You remeber the "Reparatur-Anweisung 2. Nachtrag Nr. 191/345 from des Reichministers für Rüstung und Kriegproduktion, in 14 March 1945"?? It clearly state that they had enough C3 fuel to run the DB605DC engines (they dont had to rebuild them to DB engines).
Thats only 2 month before the end!


There is something i have to verify pertaining to this document, as i have another one stating that DC/ASC are to be delivered at 1.80ata boost contrary to previous orders but i'm not sure if it was published before of after 191/345.
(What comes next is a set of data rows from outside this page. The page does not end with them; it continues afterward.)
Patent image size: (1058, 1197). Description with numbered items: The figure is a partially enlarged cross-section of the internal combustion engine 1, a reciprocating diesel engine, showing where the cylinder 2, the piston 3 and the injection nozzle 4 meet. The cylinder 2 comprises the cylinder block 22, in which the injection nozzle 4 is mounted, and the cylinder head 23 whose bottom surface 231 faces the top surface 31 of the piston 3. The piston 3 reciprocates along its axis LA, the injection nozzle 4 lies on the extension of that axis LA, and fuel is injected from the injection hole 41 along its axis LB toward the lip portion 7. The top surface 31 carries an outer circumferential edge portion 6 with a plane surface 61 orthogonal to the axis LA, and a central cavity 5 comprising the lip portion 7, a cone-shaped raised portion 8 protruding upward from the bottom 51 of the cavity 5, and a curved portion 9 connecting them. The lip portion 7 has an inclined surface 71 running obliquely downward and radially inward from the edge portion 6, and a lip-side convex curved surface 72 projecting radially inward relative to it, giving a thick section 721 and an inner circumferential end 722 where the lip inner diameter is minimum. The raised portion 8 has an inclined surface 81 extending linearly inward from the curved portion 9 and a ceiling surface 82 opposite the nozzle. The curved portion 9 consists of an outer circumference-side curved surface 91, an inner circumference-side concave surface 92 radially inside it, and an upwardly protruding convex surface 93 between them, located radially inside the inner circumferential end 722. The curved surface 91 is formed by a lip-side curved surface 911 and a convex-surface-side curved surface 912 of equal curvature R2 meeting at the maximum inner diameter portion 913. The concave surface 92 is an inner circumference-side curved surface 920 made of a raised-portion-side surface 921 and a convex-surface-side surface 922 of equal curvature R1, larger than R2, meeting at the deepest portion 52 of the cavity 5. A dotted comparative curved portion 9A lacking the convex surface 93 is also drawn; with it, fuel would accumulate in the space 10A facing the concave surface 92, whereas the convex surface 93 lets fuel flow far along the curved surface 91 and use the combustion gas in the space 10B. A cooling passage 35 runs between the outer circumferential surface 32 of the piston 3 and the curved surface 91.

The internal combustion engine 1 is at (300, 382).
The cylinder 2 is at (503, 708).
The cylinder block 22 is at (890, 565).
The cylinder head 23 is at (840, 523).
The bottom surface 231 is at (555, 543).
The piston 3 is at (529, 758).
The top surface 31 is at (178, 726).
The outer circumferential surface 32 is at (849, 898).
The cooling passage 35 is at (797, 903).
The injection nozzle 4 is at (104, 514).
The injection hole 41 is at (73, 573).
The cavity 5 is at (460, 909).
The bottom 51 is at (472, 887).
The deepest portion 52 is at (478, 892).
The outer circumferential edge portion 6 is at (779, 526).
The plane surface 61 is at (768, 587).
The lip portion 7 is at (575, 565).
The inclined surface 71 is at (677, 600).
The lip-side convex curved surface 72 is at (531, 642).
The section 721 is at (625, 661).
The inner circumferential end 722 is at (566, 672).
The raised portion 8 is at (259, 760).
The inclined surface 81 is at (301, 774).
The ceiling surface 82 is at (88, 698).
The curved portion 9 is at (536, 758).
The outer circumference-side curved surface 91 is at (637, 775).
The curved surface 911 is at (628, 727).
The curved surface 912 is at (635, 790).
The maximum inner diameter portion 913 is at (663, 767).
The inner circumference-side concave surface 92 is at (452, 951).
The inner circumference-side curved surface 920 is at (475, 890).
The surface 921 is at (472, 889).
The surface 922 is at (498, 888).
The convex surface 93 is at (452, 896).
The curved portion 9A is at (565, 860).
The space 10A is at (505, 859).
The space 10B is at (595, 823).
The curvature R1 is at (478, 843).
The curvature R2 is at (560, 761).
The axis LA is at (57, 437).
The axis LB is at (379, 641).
The problem was not the lack of C3, there were C3 being produced along with B4. Note that they dropped the addition of additives preventing formation of Gum which account for troubles using both B4 and C3 after they have stayed a few weeks in tanks. That was a problem encountered by the team in charge of the captured a/c after the war btw.

By 1945 airfields had usualy a few days worth of fuel counting a couple of sorties a day. Problem was that deliveries were erratic, movement of fuel was done by night only and sometimes took a long time. Some deliveries taking weeks to arrive.

Fuel production was virtually finished by february 1945 and the strategic stocks were used and they lasted until mid April.

C3 use for all units was virtually impossible due to the amount of C3 fuel being delivered first to the 190 units and then to the 109 with ASC/DC engines.